CBS’s New Camera Angles Could Impact SEC Football Games

When the SEC on CBS debuts this Saturday, a set of new camera angles will do more than offer fans a new view of the action; they could also play a key role in the outcome of games in, what is considered by many to be, the most powerful conference in college football.

CBS will be moving a pair of robotic cameras that, last year, were located atop the goal posts to positions in the stadium at goal-line extended to ensure that all shots of players breaking the plane provide a clear, parallel view for fans and referees alike.

These shots will be critical in addressing controversies that arise on what Craig Silver, coordinating producer, college football, at CBS, calls “flip-the-field plays.”

“Your cart camera, which is normally on the goal line, is not there,” he says, citing James Harrison’s interception return just before halftime of Super Bowl XLIII as a prime example. “Almost nobody has a permanent camera on the goal line no matter how many cameras you have, and how many games do you have to have a definitive look [on a play]?”

Silver confirmed that, in the SEC, where a coach’s-challenge system is in place, these new camera angles will be available to officials reviewing challenged plays. That means those “flip-the-field” plays — which tend to carry with them a momentum swing — will have a consistent, clear angle previously unavailable in college football, thus changing whether a controversial call at the goal line does or does not get overturned.

A Classic-Broadcast Feel
Otherwise, viewers should notice little difference in the SEC on CBS as the crew will go with its standard 15-camera complement.

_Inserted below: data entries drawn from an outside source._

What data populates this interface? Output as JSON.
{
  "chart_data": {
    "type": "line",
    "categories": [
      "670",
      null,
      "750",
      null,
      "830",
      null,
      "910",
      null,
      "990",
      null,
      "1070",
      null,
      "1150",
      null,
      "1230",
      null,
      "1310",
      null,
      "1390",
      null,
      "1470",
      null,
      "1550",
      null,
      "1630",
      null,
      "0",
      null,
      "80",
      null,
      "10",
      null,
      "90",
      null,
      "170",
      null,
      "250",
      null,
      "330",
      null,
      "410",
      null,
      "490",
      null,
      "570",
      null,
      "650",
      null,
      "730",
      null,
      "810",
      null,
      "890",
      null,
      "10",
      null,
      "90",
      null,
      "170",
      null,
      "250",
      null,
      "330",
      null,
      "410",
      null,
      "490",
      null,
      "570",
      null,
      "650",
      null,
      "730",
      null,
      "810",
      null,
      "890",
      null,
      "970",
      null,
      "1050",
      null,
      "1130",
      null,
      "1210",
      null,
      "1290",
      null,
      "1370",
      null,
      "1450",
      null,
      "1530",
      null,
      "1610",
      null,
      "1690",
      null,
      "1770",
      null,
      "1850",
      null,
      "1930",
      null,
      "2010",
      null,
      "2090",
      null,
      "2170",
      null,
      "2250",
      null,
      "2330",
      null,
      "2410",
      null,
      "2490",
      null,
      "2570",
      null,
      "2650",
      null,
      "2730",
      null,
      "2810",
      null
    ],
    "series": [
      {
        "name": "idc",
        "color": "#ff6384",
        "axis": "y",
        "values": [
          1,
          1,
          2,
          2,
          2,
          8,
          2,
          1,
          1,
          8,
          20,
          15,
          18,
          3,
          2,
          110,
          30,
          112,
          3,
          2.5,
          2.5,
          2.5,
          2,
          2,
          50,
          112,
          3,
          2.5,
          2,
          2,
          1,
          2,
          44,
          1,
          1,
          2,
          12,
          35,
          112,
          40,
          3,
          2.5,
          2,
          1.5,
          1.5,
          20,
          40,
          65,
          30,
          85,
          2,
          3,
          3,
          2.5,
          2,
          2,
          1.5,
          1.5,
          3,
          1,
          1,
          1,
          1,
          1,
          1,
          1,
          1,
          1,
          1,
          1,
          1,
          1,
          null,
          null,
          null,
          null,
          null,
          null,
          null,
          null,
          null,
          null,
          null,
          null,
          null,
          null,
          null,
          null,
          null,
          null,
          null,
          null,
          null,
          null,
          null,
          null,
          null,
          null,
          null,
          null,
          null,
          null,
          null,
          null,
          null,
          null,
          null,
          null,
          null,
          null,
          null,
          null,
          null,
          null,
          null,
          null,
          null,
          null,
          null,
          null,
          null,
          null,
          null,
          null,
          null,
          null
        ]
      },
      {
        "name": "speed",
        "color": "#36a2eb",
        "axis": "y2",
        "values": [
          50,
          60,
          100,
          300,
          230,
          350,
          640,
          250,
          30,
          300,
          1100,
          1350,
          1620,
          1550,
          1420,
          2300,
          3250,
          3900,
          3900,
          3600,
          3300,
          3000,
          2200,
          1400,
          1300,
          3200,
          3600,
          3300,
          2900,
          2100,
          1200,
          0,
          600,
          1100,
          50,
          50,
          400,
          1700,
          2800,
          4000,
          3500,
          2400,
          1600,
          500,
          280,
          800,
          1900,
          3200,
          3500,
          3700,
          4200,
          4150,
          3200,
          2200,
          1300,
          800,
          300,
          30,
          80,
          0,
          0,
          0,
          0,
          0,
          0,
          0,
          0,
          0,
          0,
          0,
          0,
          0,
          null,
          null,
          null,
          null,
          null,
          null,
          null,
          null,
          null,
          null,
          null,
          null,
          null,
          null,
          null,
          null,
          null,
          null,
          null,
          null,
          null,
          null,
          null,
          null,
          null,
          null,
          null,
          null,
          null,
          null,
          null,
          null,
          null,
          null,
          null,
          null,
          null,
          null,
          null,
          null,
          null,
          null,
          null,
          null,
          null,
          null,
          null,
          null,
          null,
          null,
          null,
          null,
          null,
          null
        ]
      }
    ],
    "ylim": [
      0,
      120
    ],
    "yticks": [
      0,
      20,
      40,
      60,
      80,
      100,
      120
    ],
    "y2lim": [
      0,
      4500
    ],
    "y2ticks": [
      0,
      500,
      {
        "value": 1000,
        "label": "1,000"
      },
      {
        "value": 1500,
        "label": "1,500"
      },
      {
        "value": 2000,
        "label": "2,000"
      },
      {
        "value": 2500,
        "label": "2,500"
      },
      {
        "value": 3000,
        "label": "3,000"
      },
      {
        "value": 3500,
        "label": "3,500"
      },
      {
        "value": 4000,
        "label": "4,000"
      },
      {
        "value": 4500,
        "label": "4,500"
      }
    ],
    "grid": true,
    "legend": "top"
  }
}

“I don’t want to reinvent the wheel just to say we reinvented the wheel. I want to reinvent the wheel if it’s going to be a better wheel,” says Silver, who has produced CBS college-football broadcasts since 1996. “So we may not use all the crazy bells and whistles that you see on other networks. We are only going to use cool and innovative technology if it pushes our ability to help cover the game, provide entertainment to the viewer, and provide us with a better broadcast.”

This will also mark the second straight year that CBS college football games will be produced out of F&F Productions’ GTX-16 HD mobile unit, the same truck used as the centerpiece of CBS’s coverage of US Open tennis earlier this month.

CBS is scheduled to air 15 SEC games this season, including a doubleheader on Nov. 12 and the SEC Championship Game on Dec. 3. The network will also cover Air Force at Navy on Oct. 1, the Army-Navy Game on Dec. 10, and the Sun Bowl — which is the second-oldest sports property on CBS, second only to The Masters golf tournament — on Dec. 31.